In the article, “Liberation as Death Sentence,” New York Times reporter Jennifer Schuessler says the book is “already being greeted as an important challenge to our understanding of an event that scholars and laypeople alike have preferred to see as an uplifting story of newly liberated people vigorously claiming their long-denied rights.”

The portrait of Downs that accompanies the article was taken by New York Times Photographer Richard Perry at Grant’s Tomb in late May.

The book brings to light a topic that is seldom talked-about and difficult to accept, in part because accurate research on the issue is sparse.

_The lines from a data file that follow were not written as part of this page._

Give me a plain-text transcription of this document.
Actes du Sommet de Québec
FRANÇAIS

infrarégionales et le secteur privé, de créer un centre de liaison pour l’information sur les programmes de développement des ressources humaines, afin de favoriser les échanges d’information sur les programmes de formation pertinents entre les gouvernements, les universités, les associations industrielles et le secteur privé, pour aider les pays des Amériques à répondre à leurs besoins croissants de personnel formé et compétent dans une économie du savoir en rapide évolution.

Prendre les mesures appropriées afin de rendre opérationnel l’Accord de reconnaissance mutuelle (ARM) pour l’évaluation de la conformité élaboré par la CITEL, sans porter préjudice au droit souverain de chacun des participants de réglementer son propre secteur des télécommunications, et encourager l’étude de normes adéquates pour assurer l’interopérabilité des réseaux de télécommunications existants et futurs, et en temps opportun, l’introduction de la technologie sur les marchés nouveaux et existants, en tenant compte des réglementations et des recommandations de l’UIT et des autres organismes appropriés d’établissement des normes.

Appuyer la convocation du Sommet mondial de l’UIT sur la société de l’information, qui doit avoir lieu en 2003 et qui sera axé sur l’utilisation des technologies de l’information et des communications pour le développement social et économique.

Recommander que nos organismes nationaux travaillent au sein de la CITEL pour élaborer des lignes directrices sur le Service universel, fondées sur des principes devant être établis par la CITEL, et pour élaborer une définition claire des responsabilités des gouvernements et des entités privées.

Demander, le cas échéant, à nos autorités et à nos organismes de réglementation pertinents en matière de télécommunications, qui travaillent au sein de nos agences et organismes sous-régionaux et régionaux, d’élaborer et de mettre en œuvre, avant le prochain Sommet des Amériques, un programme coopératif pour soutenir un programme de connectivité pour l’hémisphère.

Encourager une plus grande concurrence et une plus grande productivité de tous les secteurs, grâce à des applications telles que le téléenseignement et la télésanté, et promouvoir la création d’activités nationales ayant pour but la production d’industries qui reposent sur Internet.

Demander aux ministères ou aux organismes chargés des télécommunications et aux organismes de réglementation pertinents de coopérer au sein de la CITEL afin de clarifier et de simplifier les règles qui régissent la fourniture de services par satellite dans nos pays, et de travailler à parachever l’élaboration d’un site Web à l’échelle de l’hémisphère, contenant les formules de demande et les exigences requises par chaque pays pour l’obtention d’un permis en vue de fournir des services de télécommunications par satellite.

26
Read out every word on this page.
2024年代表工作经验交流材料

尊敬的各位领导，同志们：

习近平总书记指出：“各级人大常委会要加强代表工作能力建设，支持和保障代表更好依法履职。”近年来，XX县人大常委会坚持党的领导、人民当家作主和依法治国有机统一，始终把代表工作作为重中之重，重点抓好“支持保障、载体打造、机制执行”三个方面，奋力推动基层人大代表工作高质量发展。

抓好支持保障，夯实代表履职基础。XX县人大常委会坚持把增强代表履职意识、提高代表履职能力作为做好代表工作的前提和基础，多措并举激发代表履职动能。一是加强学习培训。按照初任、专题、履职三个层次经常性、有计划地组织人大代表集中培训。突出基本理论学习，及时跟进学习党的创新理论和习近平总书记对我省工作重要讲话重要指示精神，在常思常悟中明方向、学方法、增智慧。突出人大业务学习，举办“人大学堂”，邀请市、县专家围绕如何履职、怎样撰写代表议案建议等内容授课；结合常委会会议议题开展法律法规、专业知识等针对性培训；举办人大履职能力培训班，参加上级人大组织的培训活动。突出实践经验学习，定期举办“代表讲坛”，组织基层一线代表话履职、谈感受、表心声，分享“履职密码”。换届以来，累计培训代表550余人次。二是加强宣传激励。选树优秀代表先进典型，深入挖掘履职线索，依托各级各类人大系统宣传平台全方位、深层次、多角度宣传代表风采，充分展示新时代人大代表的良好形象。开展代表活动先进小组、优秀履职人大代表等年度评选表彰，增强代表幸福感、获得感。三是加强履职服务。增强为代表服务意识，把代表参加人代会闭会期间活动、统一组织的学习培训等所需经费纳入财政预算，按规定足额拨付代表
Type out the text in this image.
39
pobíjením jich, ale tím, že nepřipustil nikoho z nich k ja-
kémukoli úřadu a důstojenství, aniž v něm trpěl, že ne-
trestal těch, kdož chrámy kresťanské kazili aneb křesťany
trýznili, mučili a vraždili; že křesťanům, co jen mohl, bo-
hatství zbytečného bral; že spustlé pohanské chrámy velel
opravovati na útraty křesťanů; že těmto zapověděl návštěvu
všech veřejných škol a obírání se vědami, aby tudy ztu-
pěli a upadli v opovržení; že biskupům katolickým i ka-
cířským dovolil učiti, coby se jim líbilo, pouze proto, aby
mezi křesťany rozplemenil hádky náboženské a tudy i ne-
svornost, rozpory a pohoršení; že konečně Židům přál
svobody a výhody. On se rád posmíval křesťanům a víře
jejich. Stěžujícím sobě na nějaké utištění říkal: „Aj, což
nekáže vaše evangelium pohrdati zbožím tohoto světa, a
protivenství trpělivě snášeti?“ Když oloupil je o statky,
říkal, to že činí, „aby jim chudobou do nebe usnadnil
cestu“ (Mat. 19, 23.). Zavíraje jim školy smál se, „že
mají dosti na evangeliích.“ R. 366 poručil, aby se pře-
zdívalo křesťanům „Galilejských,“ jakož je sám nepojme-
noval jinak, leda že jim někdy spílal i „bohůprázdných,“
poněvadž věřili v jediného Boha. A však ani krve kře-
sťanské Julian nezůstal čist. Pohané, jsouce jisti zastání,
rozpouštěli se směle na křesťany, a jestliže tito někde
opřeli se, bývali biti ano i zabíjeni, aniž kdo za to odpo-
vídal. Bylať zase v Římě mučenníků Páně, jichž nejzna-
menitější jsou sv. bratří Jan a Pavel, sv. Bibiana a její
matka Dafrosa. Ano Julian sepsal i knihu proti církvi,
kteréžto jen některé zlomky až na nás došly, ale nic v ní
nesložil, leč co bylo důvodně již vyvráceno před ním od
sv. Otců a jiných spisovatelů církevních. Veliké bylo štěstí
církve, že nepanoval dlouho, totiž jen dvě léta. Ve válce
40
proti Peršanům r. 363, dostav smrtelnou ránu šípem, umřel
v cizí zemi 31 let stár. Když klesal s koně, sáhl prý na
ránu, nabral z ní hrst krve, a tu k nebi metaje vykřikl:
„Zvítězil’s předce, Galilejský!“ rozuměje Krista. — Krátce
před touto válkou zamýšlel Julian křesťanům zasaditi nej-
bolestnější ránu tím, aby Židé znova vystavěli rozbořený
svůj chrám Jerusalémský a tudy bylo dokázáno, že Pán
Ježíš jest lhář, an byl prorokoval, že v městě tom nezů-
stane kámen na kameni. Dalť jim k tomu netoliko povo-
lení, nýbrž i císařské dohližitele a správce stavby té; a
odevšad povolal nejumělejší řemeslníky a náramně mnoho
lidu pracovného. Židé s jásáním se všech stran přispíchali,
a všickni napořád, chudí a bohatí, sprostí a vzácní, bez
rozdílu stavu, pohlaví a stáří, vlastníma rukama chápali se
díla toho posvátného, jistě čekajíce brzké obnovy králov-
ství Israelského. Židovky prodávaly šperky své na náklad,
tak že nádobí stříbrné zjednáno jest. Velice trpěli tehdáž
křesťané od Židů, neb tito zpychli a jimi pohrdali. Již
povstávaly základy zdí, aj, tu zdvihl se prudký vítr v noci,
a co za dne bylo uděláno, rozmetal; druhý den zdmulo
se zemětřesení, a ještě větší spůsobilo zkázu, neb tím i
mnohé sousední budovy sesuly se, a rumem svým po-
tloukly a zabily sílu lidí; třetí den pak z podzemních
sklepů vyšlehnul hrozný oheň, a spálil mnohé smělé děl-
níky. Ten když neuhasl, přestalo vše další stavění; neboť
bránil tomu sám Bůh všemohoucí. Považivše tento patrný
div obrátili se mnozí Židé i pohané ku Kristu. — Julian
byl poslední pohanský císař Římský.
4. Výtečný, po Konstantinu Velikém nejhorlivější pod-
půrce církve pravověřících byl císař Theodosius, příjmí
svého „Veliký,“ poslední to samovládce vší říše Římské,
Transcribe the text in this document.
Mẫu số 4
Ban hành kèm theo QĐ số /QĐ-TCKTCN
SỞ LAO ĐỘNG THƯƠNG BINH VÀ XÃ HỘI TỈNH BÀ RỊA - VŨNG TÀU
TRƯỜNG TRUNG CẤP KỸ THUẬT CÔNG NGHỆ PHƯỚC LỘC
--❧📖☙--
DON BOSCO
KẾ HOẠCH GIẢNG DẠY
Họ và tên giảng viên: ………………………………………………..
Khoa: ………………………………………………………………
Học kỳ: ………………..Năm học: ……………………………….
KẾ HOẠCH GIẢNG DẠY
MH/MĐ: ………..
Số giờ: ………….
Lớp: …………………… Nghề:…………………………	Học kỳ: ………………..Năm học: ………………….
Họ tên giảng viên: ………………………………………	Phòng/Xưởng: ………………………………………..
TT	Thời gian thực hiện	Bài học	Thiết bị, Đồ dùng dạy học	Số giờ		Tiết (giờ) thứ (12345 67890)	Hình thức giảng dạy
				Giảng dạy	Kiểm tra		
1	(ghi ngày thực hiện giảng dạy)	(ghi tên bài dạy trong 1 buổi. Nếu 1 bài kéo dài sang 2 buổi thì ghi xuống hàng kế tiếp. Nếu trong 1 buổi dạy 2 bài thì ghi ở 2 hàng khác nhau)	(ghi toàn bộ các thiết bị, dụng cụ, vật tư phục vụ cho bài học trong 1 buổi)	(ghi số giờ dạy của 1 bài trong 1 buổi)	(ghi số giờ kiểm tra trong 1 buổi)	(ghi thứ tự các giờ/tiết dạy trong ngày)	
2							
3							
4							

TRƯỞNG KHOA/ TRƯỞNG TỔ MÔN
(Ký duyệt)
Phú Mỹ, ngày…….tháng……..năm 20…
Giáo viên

In the article, David W. Blight, a professor of history at Yale and the director of the Gilder Lehrman Center for the Study of Slavery, describes Downs as “part of a wave of scholars who are sketching out a new, darker history of emancipation.”

Downs, who became interested in this topic as a graduate student at Columbia University, says in the article, “For so long, people were afraid to talk about freed people’s health. They wanted to talk about agency. But if you have smallpox, you don’t have agency. You can’t even get out of bed.”

As Downs sorted through statistical data and research on the victims of the epidemic in preparation for his dissertation, he realized the importance of making the truth known to the public.

“I’ve been alone with these people in the archives. I have a responsibility to tell their stories,” he says in the article.